A council is urging residents to do more to help themselves and their communities in a bid to keep costs down.
Members of Forest Heath District Council’s cabinet will meet next week to recommend freezing the authority’s portion of the council tax demand for the sixth successive year.
But cabinet member for resources Cllr Stephen Edwards warned at a briefing on Monday that with the government grant to the council having been almost halved over the past two years, the authority could not afford to be complacent .
“Funding changes mean we have to change the way we do things and make ourselves less reliant on government money,” he said.
“Councils can no longer do everything for people and here in West Suffolk we are leading the way by doing things with people, not for them or to them,” he said.
“We have a families and communities agenda under which we will support people to help themselves, be more self-reliant and less dependent on council services.”
He said while the council would continue to invest in front-line services it would also be focussing on “building community resilience and self reliance.”
Residents with ideas for projects were advised to contact the council where officers would help them apply for any appropriate grants and funding that might be available .

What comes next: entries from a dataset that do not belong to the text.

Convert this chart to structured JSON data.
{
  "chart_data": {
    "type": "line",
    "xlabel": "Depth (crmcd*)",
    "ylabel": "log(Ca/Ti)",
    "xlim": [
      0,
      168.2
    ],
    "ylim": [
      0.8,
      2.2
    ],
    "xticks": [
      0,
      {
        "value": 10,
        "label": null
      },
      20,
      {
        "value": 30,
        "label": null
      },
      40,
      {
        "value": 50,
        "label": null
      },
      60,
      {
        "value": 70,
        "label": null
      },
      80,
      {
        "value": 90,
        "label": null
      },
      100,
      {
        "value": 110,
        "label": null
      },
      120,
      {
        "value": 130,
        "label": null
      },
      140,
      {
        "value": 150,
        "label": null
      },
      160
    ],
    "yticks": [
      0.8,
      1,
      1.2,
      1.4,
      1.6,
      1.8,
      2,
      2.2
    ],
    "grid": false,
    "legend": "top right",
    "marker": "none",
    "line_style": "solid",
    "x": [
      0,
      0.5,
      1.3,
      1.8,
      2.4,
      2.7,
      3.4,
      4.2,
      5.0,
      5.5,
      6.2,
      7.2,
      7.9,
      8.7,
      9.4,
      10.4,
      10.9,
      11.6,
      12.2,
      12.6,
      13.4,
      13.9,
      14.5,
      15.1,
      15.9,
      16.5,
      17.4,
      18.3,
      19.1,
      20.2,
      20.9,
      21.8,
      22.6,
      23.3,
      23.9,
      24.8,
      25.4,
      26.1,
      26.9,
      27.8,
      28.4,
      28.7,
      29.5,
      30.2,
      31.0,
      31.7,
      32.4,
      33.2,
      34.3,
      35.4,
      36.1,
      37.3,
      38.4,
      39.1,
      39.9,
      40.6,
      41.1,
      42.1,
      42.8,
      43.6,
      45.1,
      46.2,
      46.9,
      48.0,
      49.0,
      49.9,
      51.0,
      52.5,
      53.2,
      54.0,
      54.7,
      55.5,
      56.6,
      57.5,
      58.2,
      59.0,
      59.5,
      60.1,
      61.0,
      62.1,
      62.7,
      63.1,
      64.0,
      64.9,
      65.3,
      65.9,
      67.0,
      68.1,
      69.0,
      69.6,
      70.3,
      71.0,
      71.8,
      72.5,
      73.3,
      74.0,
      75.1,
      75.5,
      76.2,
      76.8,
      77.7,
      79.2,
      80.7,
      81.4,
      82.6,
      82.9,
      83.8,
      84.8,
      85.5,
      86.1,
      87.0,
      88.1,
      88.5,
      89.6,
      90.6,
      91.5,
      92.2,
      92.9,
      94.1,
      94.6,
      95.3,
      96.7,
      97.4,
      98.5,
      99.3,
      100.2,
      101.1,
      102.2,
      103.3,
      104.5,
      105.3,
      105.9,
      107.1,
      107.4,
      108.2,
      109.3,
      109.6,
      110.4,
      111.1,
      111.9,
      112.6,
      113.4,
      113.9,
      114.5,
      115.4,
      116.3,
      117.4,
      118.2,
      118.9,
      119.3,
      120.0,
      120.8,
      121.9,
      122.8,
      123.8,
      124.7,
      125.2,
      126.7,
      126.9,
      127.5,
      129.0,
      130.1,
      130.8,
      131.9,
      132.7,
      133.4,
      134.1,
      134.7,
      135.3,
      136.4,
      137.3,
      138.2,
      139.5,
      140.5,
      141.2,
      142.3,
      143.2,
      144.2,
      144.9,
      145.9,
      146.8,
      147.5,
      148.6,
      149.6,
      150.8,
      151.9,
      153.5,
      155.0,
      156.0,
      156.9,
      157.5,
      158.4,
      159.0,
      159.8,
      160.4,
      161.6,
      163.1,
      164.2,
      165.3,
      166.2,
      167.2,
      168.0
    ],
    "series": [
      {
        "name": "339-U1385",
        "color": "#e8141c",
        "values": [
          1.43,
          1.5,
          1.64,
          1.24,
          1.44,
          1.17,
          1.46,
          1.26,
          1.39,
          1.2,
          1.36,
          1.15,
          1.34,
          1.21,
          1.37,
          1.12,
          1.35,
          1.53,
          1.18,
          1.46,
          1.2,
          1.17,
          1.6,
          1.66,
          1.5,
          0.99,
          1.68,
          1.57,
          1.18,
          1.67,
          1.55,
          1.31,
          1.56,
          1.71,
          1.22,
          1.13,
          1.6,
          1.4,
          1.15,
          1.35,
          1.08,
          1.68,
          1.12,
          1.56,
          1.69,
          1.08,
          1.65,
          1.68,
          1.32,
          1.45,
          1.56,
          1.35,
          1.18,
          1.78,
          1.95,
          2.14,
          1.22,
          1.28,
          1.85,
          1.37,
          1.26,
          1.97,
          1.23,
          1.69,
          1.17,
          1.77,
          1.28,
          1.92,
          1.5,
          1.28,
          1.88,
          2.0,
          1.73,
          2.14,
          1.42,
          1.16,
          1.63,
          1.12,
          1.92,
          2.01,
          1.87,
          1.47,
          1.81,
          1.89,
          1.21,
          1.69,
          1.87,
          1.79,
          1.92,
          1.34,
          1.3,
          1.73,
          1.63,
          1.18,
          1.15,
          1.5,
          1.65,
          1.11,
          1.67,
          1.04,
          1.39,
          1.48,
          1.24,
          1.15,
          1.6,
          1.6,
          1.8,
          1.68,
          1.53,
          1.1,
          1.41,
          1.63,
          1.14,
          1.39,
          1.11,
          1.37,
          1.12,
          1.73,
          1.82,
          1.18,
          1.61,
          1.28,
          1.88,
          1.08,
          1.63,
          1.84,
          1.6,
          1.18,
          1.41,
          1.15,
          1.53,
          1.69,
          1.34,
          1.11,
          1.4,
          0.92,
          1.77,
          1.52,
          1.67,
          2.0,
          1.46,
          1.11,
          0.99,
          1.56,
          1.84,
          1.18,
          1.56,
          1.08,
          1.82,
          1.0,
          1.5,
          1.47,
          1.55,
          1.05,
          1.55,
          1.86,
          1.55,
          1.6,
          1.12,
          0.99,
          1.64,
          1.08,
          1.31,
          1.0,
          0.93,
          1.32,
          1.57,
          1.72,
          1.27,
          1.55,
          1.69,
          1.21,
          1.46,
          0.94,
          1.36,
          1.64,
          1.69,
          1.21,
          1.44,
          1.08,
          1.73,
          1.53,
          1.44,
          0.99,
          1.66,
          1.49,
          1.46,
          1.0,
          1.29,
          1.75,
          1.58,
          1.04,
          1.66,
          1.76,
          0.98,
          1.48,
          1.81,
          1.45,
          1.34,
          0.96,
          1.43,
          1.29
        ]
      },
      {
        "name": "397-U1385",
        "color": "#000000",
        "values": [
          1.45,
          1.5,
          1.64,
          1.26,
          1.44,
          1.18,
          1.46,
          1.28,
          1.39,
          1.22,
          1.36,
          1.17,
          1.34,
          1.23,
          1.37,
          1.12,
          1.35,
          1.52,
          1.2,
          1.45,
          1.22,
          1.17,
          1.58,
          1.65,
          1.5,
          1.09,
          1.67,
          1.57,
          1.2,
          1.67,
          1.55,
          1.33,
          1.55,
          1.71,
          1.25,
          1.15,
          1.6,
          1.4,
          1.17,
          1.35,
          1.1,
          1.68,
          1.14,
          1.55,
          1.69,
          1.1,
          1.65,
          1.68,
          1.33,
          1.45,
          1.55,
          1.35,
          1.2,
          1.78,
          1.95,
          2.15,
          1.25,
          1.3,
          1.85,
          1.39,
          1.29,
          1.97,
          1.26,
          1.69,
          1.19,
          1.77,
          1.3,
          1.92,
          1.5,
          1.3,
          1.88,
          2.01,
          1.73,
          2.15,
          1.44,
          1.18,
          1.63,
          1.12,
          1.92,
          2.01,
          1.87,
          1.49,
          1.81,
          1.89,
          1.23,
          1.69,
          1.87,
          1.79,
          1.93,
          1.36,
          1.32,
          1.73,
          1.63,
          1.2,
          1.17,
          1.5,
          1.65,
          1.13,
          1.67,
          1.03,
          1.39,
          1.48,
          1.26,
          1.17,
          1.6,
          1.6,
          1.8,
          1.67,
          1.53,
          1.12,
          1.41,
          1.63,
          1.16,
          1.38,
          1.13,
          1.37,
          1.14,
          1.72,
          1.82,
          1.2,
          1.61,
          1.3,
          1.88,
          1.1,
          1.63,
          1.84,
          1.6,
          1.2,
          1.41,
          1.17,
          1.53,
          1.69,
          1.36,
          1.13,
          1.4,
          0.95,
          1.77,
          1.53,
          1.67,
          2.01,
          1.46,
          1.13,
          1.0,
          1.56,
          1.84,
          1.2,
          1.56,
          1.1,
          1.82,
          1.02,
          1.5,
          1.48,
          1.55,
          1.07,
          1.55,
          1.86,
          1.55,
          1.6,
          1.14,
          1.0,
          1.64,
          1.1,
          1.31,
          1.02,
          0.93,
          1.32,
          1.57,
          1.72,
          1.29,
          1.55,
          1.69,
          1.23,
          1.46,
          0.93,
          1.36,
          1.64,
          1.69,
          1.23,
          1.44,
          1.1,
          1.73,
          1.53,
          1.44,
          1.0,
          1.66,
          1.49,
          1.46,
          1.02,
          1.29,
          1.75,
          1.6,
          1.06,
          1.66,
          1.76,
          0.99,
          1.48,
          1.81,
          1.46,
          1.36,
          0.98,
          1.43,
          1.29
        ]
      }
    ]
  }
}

The council is being forced to make £1.1 million of savings in the next financial year with the largest chunk, £278,000, set to come through sharing more services with its neighbour St Edmundsbury under the West Suffolk banner.
The council is also looking to generate cash with projects such as the building of 10 new industrial units at Sam Alper Court in Newmarket for which it has already identified a strong demand and which it will lease out .
Council leader Cllr James Waters said: “We’re squeezing every penny we can and always looking to secure a stronger future for Forest Heath but everyone has a part to play.”